München/Ingolstadt. Elektronische Assistenzsysteme nehmen dem Autofahrer immer mehr die Arbeit ab – und werden wohl am Ende ganz das Steuer übernehmen: „Automatisiertes Fahren“ ist in der Branche derzeit das große Thema, Hersteller wie BMW und Audi investieren Milliarden.
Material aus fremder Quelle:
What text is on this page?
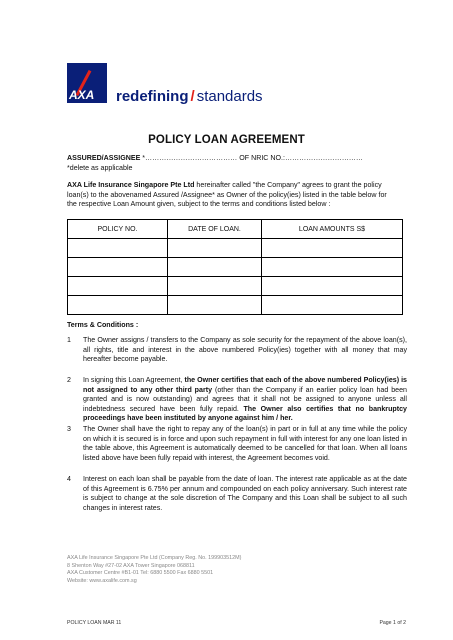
AXA redefining / standards
POLICY LOAN AGREEMENT
ASSURED/ASSIGNEE *………………………………… OF NRIC NO.:……………………………
*delete as applicable
AXA Life Insurance Singapore Pte Ltd hereinafter called "the Company" agrees to grant the policy loan(s) to the abovenamed Assured /Assignee* as Owner of the policy(ies) listed in the table below for the respective Loan Amount given, subject to the terms and conditions listed below :
POLICY NO.	DATE OF LOAN.	LOAN AMOUNTS S$

Terms & Conditions :
1	The Owner assigns / transfers to the Company as sole security for the repayment of the above loan(s), all rights, title and interest in the above numbered Policy(ies) together with all money that may hereafter become payable.
2	In signing this Loan Agreement, the Owner certifies that each of the above numbered Policy(ies) is not assigned to any other third party (other than the Company if an earlier policy loan had been granted and is now outstanding) and agrees that it shall not be assigned to anyone unless all indebtedness secured have been fully repaid. The Owner also certifies that no bankruptcy proceedings have been instituted by anyone against him / her.
3	The Owner shall have the right to repay any of the loan(s) in part or in full at any time while the policy on which it is secured is in force and upon such repayment in full with interest for any one loan listed in the table above, this Agreement is automatically deemed to be cancelled for that loan. When all loans listed above have been fully repaid with interest, the Agreement becomes void.
4	Interest on each loan shall be payable from the date of loan. The interest rate applicable as at the date of this Agreement is 6.75% per annum and compounded on each policy anniversary. Such interest rate is subject to change at the sole discretion of The Company and this Loan shall be subject to all such changes in interest rates.
AXA Life Insurance Singapore Pte Ltd (Company Reg. No. 199903512M)
8 Shenton Way #27-02 AXA Tower Singapore 068811
AXA Customer Centre #B1-01 Tel: 6880 5500 Fax 6880 5501
Website: www.axalife.com.sg
POLICY LOAN MAR 11	Page 1 of 2
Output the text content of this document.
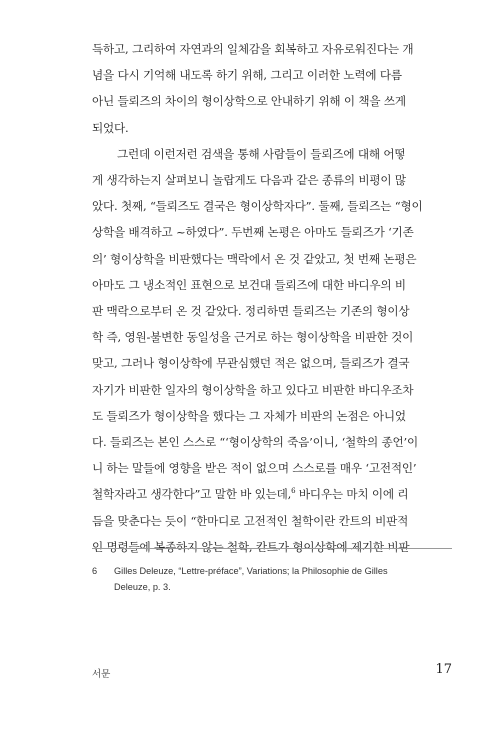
득하고, 그리하여 자연과의 일체감을 회복하고 자유로워진다는 개
념을 다시 기억해 내도록 하기 위해, 그리고 이러한 노력에 다름
아닌 들뢰즈의 차이의 형이상학으로 안내하기 위해 이 책을 쓰게
되었다.
그런데 이런저런 검색을 통해 사람들이 들뢰즈에 대해 어떻
게 생각하는지 살펴보니 놀랍게도 다음과 같은 종류의 비평이 많
았다. 첫째, “들뢰즈도 결국은 형이상학자다”. 둘째, 들뢰즈는 “형이
상학을 배격하고 ~하였다”. 두번째 논평은 아마도 들뢰즈가 ‘기존
의’ 형이상학을 비판했다는 맥락에서 온 것 같았고, 첫 번째 논평은
아마도 그 냉소적인 표현으로 보건대 들뢰즈에 대한 바디우의 비
판 맥락으로부터 온 것 같았다. 정리하면 들뢰즈는 기존의 형이상
학 즉, 영원-불변한 동일성을 근거로 하는 형이상학을 비판한 것이
맞고, 그러나 형이상학에 무관심했던 적은 없으며, 들뢰즈가 결국
자기가 비판한 일자의 형이상학을 하고 있다고 비판한 바디우조차
도 들뢰즈가 형이상학을 했다는 그 자체가 비판의 논점은 아니었
다. 들뢰즈는 본인 스스로 “‘형이상학의 죽음’이니, ‘철학의 종언’이
니 하는 말들에 영향을 받은 적이 없으며 스스로를 매우 ‘고전적인’
철학자라고 생각한다”고 말한 바 있는데,$^6$ 바디우는 마치 이에 리
듬을 맞춘다는 듯이 “한마디로 고전적인 철학이란 칸트의 비판적
인 명령들에 복종하지 않는 철학, 칸트가 형이상학에 제기한 비판
6 Gilles Deleuze, “Lettre-préface”, Variations; la Philosophie de Gilles
Deleuze, p. 3.
서문	17
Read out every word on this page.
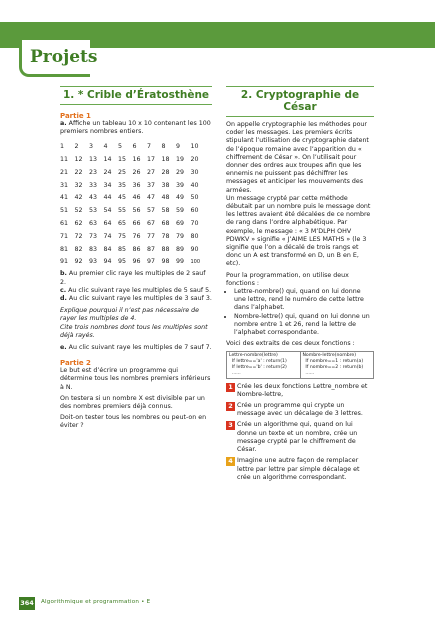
Projets
1. * Crible d’Ératosthène
Partie 1

a. Affiche un tableau 10 x 10 contenant les 100 premiers nombres entiers.

1	2	3	4	5	6	7	8	9	10
11	12	13	14	15	16	17	18	19	20
21	22	23	24	25	26	27	28	29	30
31	32	33	34	35	36	37	38	39	40
41	42	43	44	45	46	47	48	49	50
51	52	53	54	55	56	57	58	59	60
61	62	63	64	65	66	67	68	69	70
71	72	73	74	75	76	77	78	79	80
81	82	83	84	85	86	87	88	89	90
91	92	93	94	95	96	97	98	99	100

b. Au premier clic raye les multiples de 2 sauf 2.

c. Au clic suivant raye les multiples de 5 sauf 5.

d. Au clic suivant raye les multiples de 3 sauf 3.

Explique pourquoi il n’est pas nécessaire de rayer les multiples de 4.

Cite trois nombres dont tous les multiples sont déjà rayés.

e. Au clic suivant raye les multiples de 7 sauf 7.

Partie 2

Le but est d’écrire un programme qui détermine tous les nombres premiers inférieurs à N.

On testera si un nombre X est divisible par un des nombres premiers déjà connus.

Doit-on tester tous les nombres ou peut-on en éviter ?

2. Cryptographie de César

On appelle cryptographie les méthodes pour coder les messages. Les premiers écrits stipulant l’utilisation de cryptographie datent de l’époque romaine avec l’apparition du « chiffrement de César ». On l’utilisait pour donner des ordres aux troupes afin que les ennemis ne puissent pas déchiffrer les messages et anticiper les mouvements des armées.

Un message crypté par cette méthode débutait par un nombre puis le message dont les lettres avaient été décalées de ce nombre de rang dans l’ordre alphabétique. Par exemple, le message : « 3 M’DLPH OHV PDWKV » signifie « J’AIME LES MATHS » (le 3 signifie que l’on a décalé de trois rangs et donc un A est transformé en D, un B en E, etc).

Pour la programmation, on utilise deux fonctions :

• Lettre-nombre() qui, quand on lui donne une lettre, rend le numéro de cette lettre dans l’alphabet.
• Nombre-lettre() qui, quand on lui donne un nombre entre 1 et 26, rend la lettre de l’alphabet correspondante.

Voici des extraits de ces deux fonctions :

Lettre-nombre(lettre)
If lettre=='a' : return(1)
If lettre=='b' : return(2)
......
Nombre-lettre(nombre)
If nombre==1 : return(a)
If nombre==2 : return(b)
......
1 Crée les deux fonctions Lettre_nombre et Nombre-lettre,

2 Crée un programme qui crypte un message avec un décalage de 3 lettres.

3 Crée un algorithme qui, quand on lui donne un texte et un nombre, crée un message crypté par le chiffrement de César.

4 Imagine une autre façon de remplacer lettre par lettre par simple décalage et crée un algorithme correspondant.

364 Algorithmique et programmation • E
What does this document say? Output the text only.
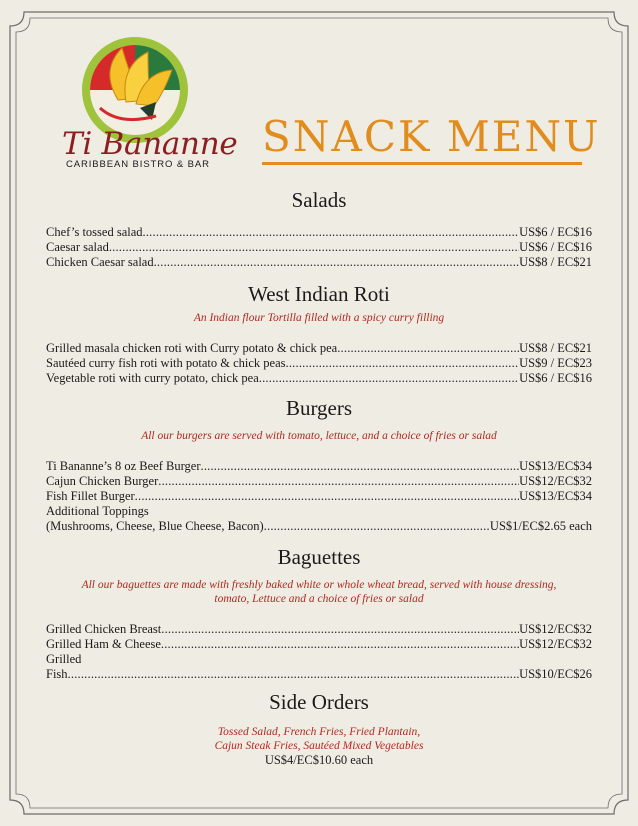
Ti Bananne
CARIBBEAN BISTRO & BAR
SNACK MENU
Salads
Chef’s tossed salad .....	US$6 / EC$16
Caesar salad .....	US$6 / EC$16
Chicken Caesar salad .....	US$8 / EC$21
West Indian Roti
An Indian flour Tortilla filled with a spicy curry filling
Grilled masala chicken roti with Curry potato & chick pea .....	US$8 / EC$21
Sautéed curry fish roti with potato & chick peas .....	US$9 / EC$23
Vegetable roti with curry potato, chick pea .....	US$6 / EC$16
Burgers
All our burgers are served with tomato, lettuce, and a choice of fries or salad
Ti Bananne’s 8 oz Beef Burger .....	US$13/EC$34
Cajun Chicken Burger .....	US$12/EC$32
Fish Fillet Burger .....	US$13/EC$34
Additional Toppings
(Mushrooms, Cheese, Blue Cheese, Bacon) .....	US$1/EC$2.65 each
Baguettes
All our baguettes are made with freshly baked white or whole wheat bread, served with house dressing,
tomato, Lettuce and a choice of fries or salad
Grilled Chicken Breast .....	US$12/EC$32
Grilled Ham & Cheese .....	US$12/EC$32
Grilled
Fish .....	US$10/EC$26
Side Orders
Tossed Salad, French Fries, Fried Plantain,
Cajun Steak Fries, Sautéed Mixed Vegetables
US$4/EC$10.60 each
Bis Ende des nächsten Jahrzehnts werden Fahrzeuge die Insassen völlig autonom ans Ziel bringen, erwartet der Zukunftsrat der Bayerischen Wirtschaft, der systematisch die für die Wertschöpfung im Freistaat wegweisenden Technologien analysiert.
Damit nicht etwa große IT-Unternehmen aus den USA in diesem neuen digitalen Geschäft den Markt dominieren und die Standards setzen, sehen sich auch Staat und Verbände in Bayern durch dieses Thema herausgefordert. „Wir wollen, dass die Entwicklung und Umsetzung bei uns als technologieführendem Automobilstandort stattfindet“, sagte Bertram Brossardt, Hauptgeschäftsführer der Vereinigung der Bayerischen Wirtschaft (vbw), kürzlich auf einem gemeinsamen Kongress des Verbands und des bayerischen Justizministeriums.
Das größte Unfallrisiko ist bisher der Mensch
Grundvoraussetzung dafür, dass unser Land bei solchen Zukunftstechnologien eine Vorreiterrolle einnehmen kann, ist nach Brossardts Worten das Anpassen nationaler und internationaler Vorschriften. „Innovationspotenziale dürfen nicht durch überholte rechtliche Rahmenbedingungen erstickt werden.“
So verhindert derzeit noch das „Wiener Übereinkommen im Straßenverkehr“ das vollautomatisierte Fahren: Es verlangt, dass der Fahrer jederzeit die Kontrolle über sein Fahrzeug ausüben muss. Auch bei der Fahrzeugzulassung, in der Straßenverkehrsordnung und in der Fahrschüler-Ausbildung muss man umdenken, betont die vbw.
Und die Zeit drängt. Eine wichtige Vorstufe zum vollständig autonomen Fahren, das sogenannte pilotierte oder hochautomatisierte Fahren, befindet sich schon im Übergang zur Serienproduktion. So heißt es bei BMW: „Ab 2020 sollen die technischen Voraussetzungen für einen Autobahn-Piloten gelegt sein, um hochautomatisiert mit Serienfahrzeugen fahren zu können.“ Und bereits 2017 will Audi mit der nächsten Generation des A 8 immerhin erstmals ein Assistenzsystem anbieten, das auf Autobahnen im Stop-and-go-Verkehr bis 60 Stundenkilometer eigenständig fährt.
Frank Försterling, Leiter Vorfeldentwicklung beim Autozulieferer Continental in Regensburg, zeigte sich auf dem vbw-Kongress zuversichtlich, dass die neuen Systeme zunehmend Akzeptanz bei den Kunden gewinnen werden. Vollautomatisierung sei ein schleichender Prozess, Fahrer gewöhnten sich nach und nach an die Technik.
Martin Wehner, Leiter Private Kfz-Versicherung bei Allianz in München, stellte klar: Die Versicherung muss natürlich auch künftig alle Schäden übernehmen, egal ob der Fahrer schuld ist oder ein technisches System. Sinnvoll sei eine Art Unfalldatenschreiber im Auto.
Der neue Technologiesprung führt auch zu schwierigen ethischen Diskussionen: Wo in kritischen Verkehrssituationen bisher intuitiv der Mensch entscheidet, ist es irgendwann ein vom Hersteller programmierter Automatismus. Wohin etwa lenkt ein Auto, wenn plötzlich eine Person auf die Fahrbahn rennt und beim Ausweichen Dritte zu Schaden kommen könnten?
Günstig für Spritverbrauch und Verkehrsfluss
Dabei gibt es keinen Grund, der Technik grundsätzlich zu misstrauen. Eher ist sie eine Chance, die Abhängigkeit vom aktuell größten Risiko auf den Straßen zu minimieren: dem Menschen. „Derzeit sind 90 Prozent aller Verkehrsunfälle durch menschliches Fehlverhalten verursacht, nur 10 Prozent durch technische Fehler“, heißt es bei der Allianz.
Autonomes Fahren wird Straßen nicht nur komfortabler, sondern auch sicherer machen, schätzen Experten. Und auch Treibstoffverbrauch und Verkehrsfluss günstig beeinflussen. Damit Hersteller neue Techniken erproben können, wird die A9 zwischen München und Nürnberg derzeit zu einer digitalen Teststrecke ausgebaut.